LACONIA — The City Council has told the city manager and public works director that it wants more information before considering whether to approve any change to automated trash collection. Some feel the city’s trash collection contract might need to be put out to bid again because the previous bid tilted the scales in favor of automated collection.
City Manager Scott Myers and Public Works Director Wes Anderson are recommending switching to a system using specially-designed large containers which would be mechanically lifted and dumped into collection trucks operated by the driver alone, thereby eliminating the need for a second person on the crew who now rides on the rear of the truck and manually empties the trash cans into the truck’s hopper.
In making the case for automated collection, Anderson has said that when the city put out the garbage contract out to bid last year it received only one bid, and that was for automated collection.
But at Monday’s council meeting one councilor and an apartment building owner said the bid packet stated the city was looking for proposals for automated collection, and not for continuing with the current manual method.
City Councilor Bob Hamel quoted from an advertisement published in The Daily Sun last Nov. 23, which stated that the city was seeking bids for automated collection only because it was shifting away from the manual method.
Mayor Andrew Hosmer said the cover of the bid packet was worded in such a way that it could have “influenced who responded and how they responded.”

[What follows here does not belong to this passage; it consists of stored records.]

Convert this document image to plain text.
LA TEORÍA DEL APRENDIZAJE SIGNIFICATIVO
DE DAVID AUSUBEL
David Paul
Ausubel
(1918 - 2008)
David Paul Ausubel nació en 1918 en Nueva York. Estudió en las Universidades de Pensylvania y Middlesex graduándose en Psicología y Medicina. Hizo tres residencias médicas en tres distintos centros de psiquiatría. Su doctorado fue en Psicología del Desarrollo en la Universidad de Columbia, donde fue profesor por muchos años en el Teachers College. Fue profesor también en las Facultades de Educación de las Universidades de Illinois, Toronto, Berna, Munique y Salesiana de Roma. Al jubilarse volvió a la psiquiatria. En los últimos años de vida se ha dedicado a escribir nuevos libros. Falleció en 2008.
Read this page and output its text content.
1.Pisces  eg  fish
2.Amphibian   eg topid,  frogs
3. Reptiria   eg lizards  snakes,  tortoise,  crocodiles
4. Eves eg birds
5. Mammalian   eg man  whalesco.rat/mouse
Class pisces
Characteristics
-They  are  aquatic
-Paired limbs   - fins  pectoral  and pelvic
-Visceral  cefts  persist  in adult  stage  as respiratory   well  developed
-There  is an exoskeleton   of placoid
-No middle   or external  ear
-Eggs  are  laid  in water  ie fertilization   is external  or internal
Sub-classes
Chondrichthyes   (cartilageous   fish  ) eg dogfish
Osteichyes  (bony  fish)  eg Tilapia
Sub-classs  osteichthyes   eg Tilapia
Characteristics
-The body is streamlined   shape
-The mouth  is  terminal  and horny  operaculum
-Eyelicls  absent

The city received only one bid — from Casella Waste Systems, the current vendor — for $51,083 a month — a 27% increase. The current contract is due to expire at the end of September.
According to the city, it notified two other area trash haulers that the city was seeking bids. One never responded, and the other said it was not interested in bidding.
Anderson said previously that waste haulers are moving to the automated system and that manual collection is no longer viable.
But several councilors, including Hamel, said the city needs to lay out the costs for both methods as well as estimating what it would cost if the city itself took over the job of collecting the trash.
Councilor Henry Lipman said the city needs to be sensitive to the concerns of residents who might object to the change.
“With COVID and all the crap that we’ve had to deal with in the last two years people are sick and tired,” he said. “And if we’re going to have to make a change they want the full picture looked at, and not just how it affects the city budget, but how it affects their lives.”
“It’s a change, and change can be challenging,” Myers said. “There are a number of communities in New Hampshire doing this already, and I think Laconia can handle it.”
Harry Bean, whose family owns more than 80 apartments throughout the city, said the contract should be put out to bid again. He said if the bid proposal had explicitly stated it was seeking bids for manual collection the city might have received more than just one bid.
“If you get more bidders you might get lower prices,” he said. “Competition is the name of the game.”
Based on previous bids for trash collection, Myers estimated that manual collection would cost 20% to 30% more than automated collection.
Myers agreed to provide councilors with the numbers to allow the council to compare the costs between the different collection methods as well the cost if the city were to take over the collection.